Highlights
- Debut: 1999
- Submissions: 4
- Nominations: none
- Oscar winners: none

= List of Tajikistani submissions for the Academy Award for Best International Feature Film =

Tajikistan has submitted films for the Academy Award for Best International Feature Film (Note: The category was previously named the Academy Award for Best Foreign Language Film, but this was changed to the Academy Award for Best International Feature Film in April 2019, after the Academy deemed the word "Foreign" to be outdated.) since 1999. The award is handed out annually by the United States Academy of Motion Picture Arts and Sciences to a feature-length motion picture produced outside the United States that contains primarily non-English dialogue. It was not created until the 1956 Academy Awards, in which a competitive Academy Award of Merit, known as the Best Foreign Language Film Award, was created for non-English speaking films, and has been given annually since.

As of 2026, Tajikistan has submitted four films, but none of them were nominated.

==Submissions==
The Academy of Motion Picture Arts and Sciences has invited the film industries of various countries to submit their best film for the Academy Award for Best Foreign Language Film since 1956. The Foreign Language Film Award Committee oversees the process and reviews all the submitted films. Following this, they vote via secret ballot to determine the five nominees for the award.

Sex & Philosophy, a romantic drama, became the second film submitted by Tajikistan, and in October 2005, AMPAS announced the film had been accepted to compete for a chance at the 2006 Oscars. Sex & Philosophy was directed by Iranian director Mohsen Makhmalbaf but filmed in Tajikistan with an all-Tajik cast, because Iranian censorship regulations made it impossible for Makhmalbaf to make the film as he wanted in Iran. He chose Tajikistan because both countries speak different dialects of the same language (Persian).

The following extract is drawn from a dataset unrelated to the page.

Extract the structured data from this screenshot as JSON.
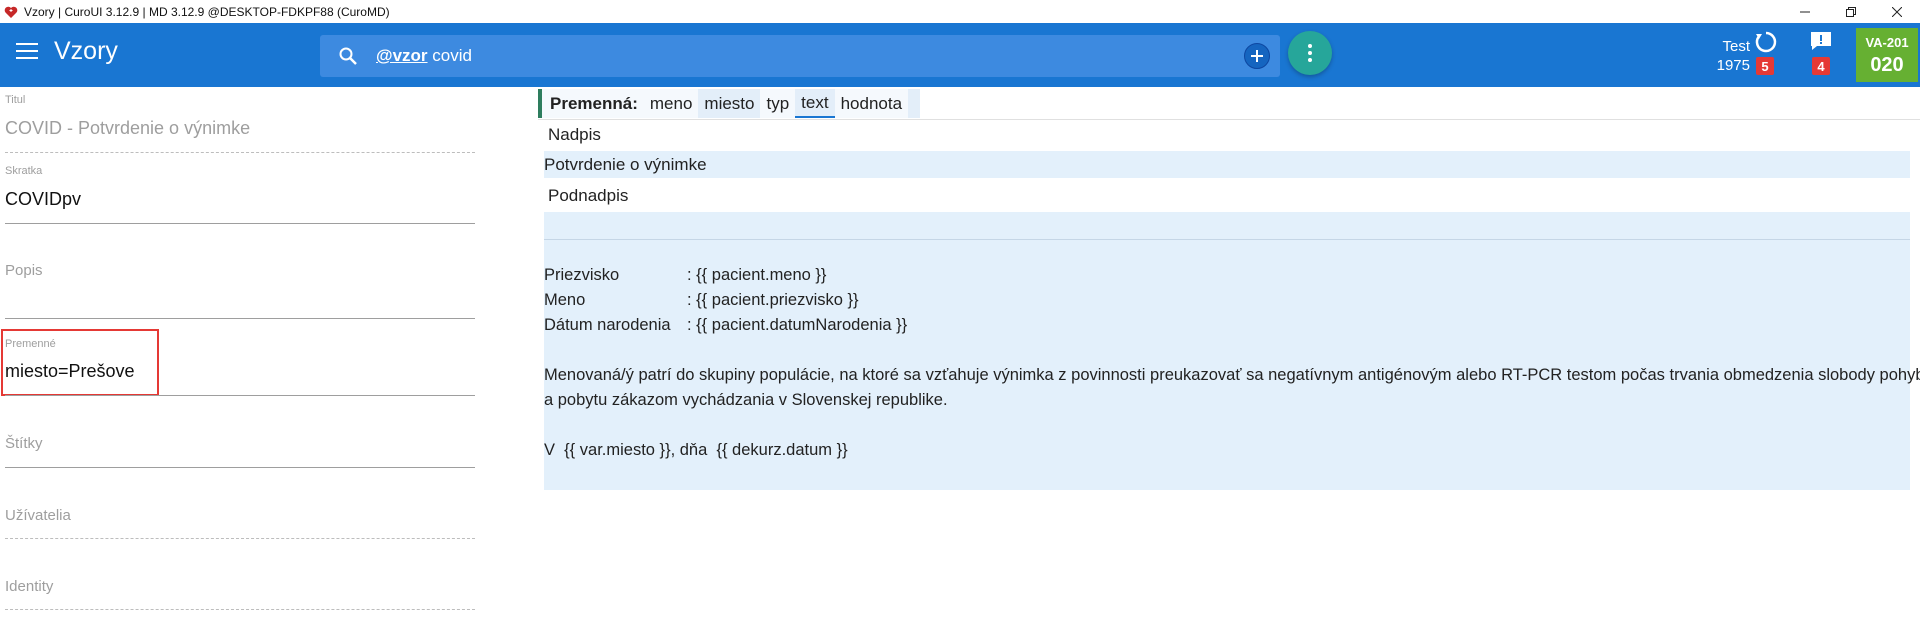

The film is a talky drama shot in beautiful, bright colors, about a dance instructor in the capital, Dushanbe who decides to invite his four lovers to his dance studio for his 40th birthday.

However, the film was disqualified a month later (along with the Bolivian nominee) when a print of the film failed to arrive in Los Angeles in time for its scheduled screening.

Below is a list of the films that have been submitted by Tajikistan for review by the academy for the award by year and the respective Academy Awards ceremony.

| Year (Ceremony) | Film title used in nomination | Original title | Language(s) | Director | Result |
| 1999 (72nd) | Luna Papa | Лунный папа | Russian | Bakhtyar Khudojnazarov | Not nominated |
| 2005 (78th) | Sex & Philosophy | سکس و فلسفه | Tajik, Russian | Mohsen Makhmalbaf | Disqualified |
| 2023 (96th) | Melody | ملودی | Persian | Behrouz Sebt Rasoul | Not on the final list |
| 2024 (97th) | Not nominated |
| 2025 (98th) | Black Rabbit, White Rabbit | Харгӯши сиёҳ, харгӯши сафед | Tajik, Russian | Shahram Mokri | Not on the final list |

==See also==

- List of Academy Award winners and nominees for Best International Feature Film
- List of Academy Award-winning foreign language films

==Notes==
- Tajikistan's submission to the 78th Academy Awards, Sex & Philosophy, was disqualified because it did not arrive at the academy on time.